She could have stopped at saving her husband. Instead they joined a 5-way kidney swap.:
When Tara Berliski learned her husband needed a kidney, she did what she said any spouse would do: She offered him her own. And they were a match. But John "HB" Berliski, it turns out, could match with just about anyone.
John Berliski has type AB blood, which makes him a universal recipient.
[...] "AB blood types can receive from any donor. And we have AB donors as well, but they're very hard to match because they can only give to AB patients," said Valerie Jackson, the living donor coordinator at Houston Methodist hospital. "So when John said, 'Yes, I'll go ahead and help whomever,' because of the power of his to receive from anybody, we were really able to move people who were not able to get moved and match up for years."
According to npr:
Justin Barrow, a 40-year-old youth pastor in Longville, La., has a rare kidney disorder, and had a transplant when he was 15; it was beginning to falter. A cousin offered to donate their kidney, but doctors said it wasn't a good match. A kidney from Tara Berliski would be.
Returning to our original story:
[...] Paula Gerrick, 51, had signed up as a potential donor for her sister years ago. Like John Berliski, she is type AB. But while that blood type works well for recipients, it's more limiting for donors — they can only give to other AB recipients. So despite wanting to save her sister, Diane Poenitzsch, they weren't a match. And Poenitzsch lingered on the donor list, from January 2017 until this month. Her kidney was the final organ in the transplant chain, which necessitated 10 surgeries over two days.

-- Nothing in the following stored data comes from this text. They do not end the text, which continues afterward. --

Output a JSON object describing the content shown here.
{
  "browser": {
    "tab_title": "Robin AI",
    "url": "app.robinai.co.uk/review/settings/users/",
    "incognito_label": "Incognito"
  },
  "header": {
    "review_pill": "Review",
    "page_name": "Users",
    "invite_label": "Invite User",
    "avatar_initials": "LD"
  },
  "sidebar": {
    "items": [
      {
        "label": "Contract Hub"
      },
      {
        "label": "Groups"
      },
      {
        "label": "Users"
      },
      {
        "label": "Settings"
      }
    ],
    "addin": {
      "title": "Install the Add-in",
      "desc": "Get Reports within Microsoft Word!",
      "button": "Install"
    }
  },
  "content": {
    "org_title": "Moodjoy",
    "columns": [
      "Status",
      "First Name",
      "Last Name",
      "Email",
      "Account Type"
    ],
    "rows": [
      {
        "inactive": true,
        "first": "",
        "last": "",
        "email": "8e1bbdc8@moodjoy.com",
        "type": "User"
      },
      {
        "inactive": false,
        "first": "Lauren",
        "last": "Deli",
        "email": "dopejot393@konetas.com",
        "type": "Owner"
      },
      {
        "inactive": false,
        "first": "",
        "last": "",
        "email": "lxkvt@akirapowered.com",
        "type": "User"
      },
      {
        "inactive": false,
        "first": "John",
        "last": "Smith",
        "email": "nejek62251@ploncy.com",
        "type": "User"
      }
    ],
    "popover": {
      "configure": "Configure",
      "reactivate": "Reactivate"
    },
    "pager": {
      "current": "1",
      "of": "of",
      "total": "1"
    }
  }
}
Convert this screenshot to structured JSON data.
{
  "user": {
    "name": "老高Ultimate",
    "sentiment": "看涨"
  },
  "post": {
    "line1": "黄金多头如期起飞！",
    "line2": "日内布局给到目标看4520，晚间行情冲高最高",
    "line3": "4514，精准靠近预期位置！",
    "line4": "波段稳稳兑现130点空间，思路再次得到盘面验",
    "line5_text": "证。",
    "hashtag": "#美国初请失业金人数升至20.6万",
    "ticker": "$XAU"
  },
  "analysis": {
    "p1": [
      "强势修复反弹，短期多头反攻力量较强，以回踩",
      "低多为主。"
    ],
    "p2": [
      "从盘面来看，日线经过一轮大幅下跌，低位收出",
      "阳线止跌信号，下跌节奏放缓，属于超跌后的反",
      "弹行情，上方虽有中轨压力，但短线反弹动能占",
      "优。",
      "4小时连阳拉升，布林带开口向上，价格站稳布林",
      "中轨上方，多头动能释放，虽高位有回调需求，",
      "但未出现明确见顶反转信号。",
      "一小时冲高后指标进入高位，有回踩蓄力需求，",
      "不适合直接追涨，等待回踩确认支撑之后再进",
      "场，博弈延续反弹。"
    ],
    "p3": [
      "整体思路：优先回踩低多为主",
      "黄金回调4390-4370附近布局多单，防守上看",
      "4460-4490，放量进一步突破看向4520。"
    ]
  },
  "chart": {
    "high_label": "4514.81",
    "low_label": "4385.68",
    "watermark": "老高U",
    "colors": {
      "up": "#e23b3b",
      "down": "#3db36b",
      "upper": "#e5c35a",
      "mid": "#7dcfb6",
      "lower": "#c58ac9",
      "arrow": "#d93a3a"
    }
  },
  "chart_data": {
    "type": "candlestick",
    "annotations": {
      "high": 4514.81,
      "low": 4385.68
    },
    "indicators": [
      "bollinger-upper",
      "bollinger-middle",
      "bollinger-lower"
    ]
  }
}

[...] But it wasn't just Barrow she helped. The Berliskis were the missing pieces needed to set off a chain reaction: Barrow's cousin, Samantha Barrow, donated a kidney to Misael Gonzalez. Gonzalez's mother, Teresa Salcedo, who matched her son, but entered the swap so he could find a donor with a younger kidney, donated to Debra Lewing. Lewing's boss, Dawn Thomas, first learned of Lewing's failing kidney health at the beginning of the pandemic when Lewing requested to work from home because she was at-risk. "If you need a kidney, just take one of mine," Thomas told her employee then. When they weren't a match, they entered the swap program; Thomas donated to Diane Poenitzsch.
And Poenitzsch's sister Gerik, with the AB blood rounded out the circle, donating to John Berliski.
(Score: 2) by hendrikboom on Monday November 30 2020, @06:40PM (1 child)
They use networks and data bases to find these n-way donor swaps.
-- hendrik
(Score: 0) by Anonymous Coward on Tuesday December 01 2020, @05:37AM
Unpossible I can't believe it. It is luck or prayer that's all there is to say.